The fundamentals of foreign trade remained positive, said Huang Songping, spokesperson for the General Administration of Customs.

"Without big risks, foreign trade will continue to stabilize and maintain growth in the second half," Huang said.

The International Monetary Fund in July maintained its forecast of global growth at 3.5 percent for 2017, an acceleration from the 3.1-percent growth last year.

Despite a slowdown in the speed of expansion, total foreign trade reached 2.32 trillion yuan ($346 billion) in July, the third largest this year following that in May and June.

BOCOM chief economist Lian Ping cautioned that rising protectionism and uncertainty in international demand could pare export growth in the future, but expected exports for the entire year to be "in much better condition" than the previous two years.

The yuan's appreciation could also put downside pressure on export growth. The yuan had appreciated 2.2 percent against the dollar as of July since the end of 2016, according to a report from Nomura Securities.

The central parity rate of the Chinese currency strengthened 109 basis points to 6.7075 against the US dollar Wednesday, the highest in 10 months.

Meanwhile, import growth might retreat to a single-digit rate in the second half over weaker commodities prices and milder domestic demand, Lian said.
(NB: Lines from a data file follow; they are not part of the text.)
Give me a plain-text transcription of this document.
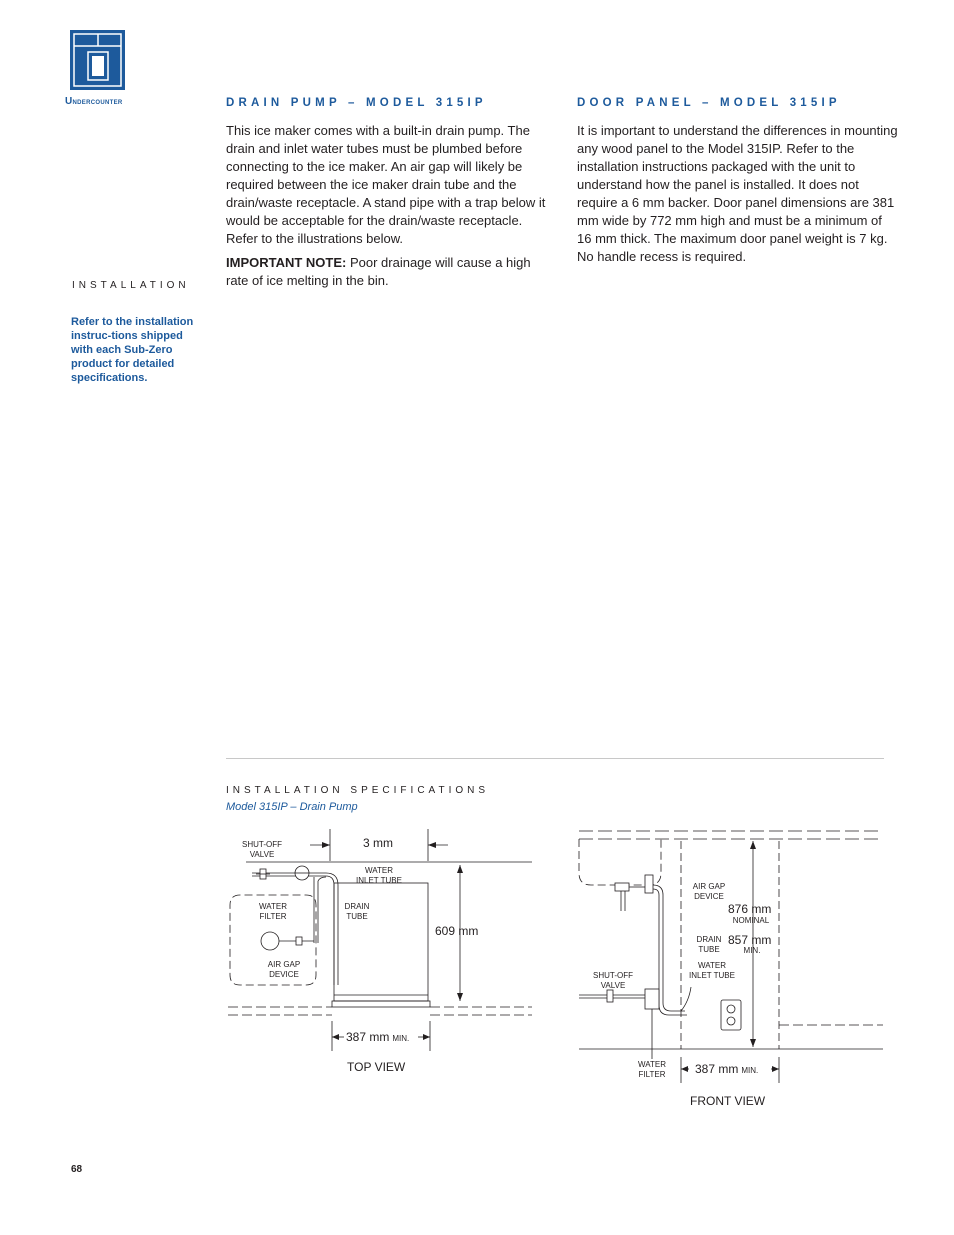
Undercounter
INSTALLATION
Refer to the installation instruc-tions shipped with each Sub-Zero product for detailed specifications.
DRAIN PUMP – MODEL 315IP

This ice maker comes with a built-in drain pump. The drain and inlet water tubes must be plumbed before connecting to the ice maker. An air gap will likely be required between the ice maker drain tube and the drain/waste receptacle. A stand pipe with a trap below it would be acceptable for the drain/waste receptacle. Refer to the illustrations below.

IMPORTANT NOTE: Poor drainage will cause a high rate of ice melting in the bin.

DOOR PANEL – MODEL 315IP

It is important to understand the differences in mounting any wood panel to the Model 315IP. Refer to the installation instructions packaged with the unit to understand how the panel is installed. It does not require a 6 mm backer. Door panel dimensions are 381 mm wide by 772 mm high and must be a minimum of 16 mm thick. The maximum door panel weight is 7 kg. No handle recess is required.

INSTALLATION SPECIFICATIONS
Model 315IP – Drain Pump
SHUT-OFF
VALVE
3 mm
WATER
INLET TUBE
WATER
FILTER
DRAIN
TUBE
609 mm
AIR GAP
DEVICE
387 mm MIN.
TOP VIEW
AIR GAP
DEVICE
876 mm
NOMINAL
DRAIN
TUBE
857 mm
MIN.
WATER
INLET TUBE
SHUT-OFF
VALVE
WATER
FILTER 387 mm MIN.
FRONT VIEW
68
A Ministry of Commerce (MOC) statement Wednesday called it "an onerous task" to tackle uncertainties and maintain the trade growth momentum, citing growing protectionism as well as factories and orders leaving China for lower-cost countries.

China needs to accelerate the upgrading of its foreign trade structure by developing high-tech, high-quality products and services, said Liu Jianying, researcher with the Chinese Academy of International Trade and Economic Cooperation.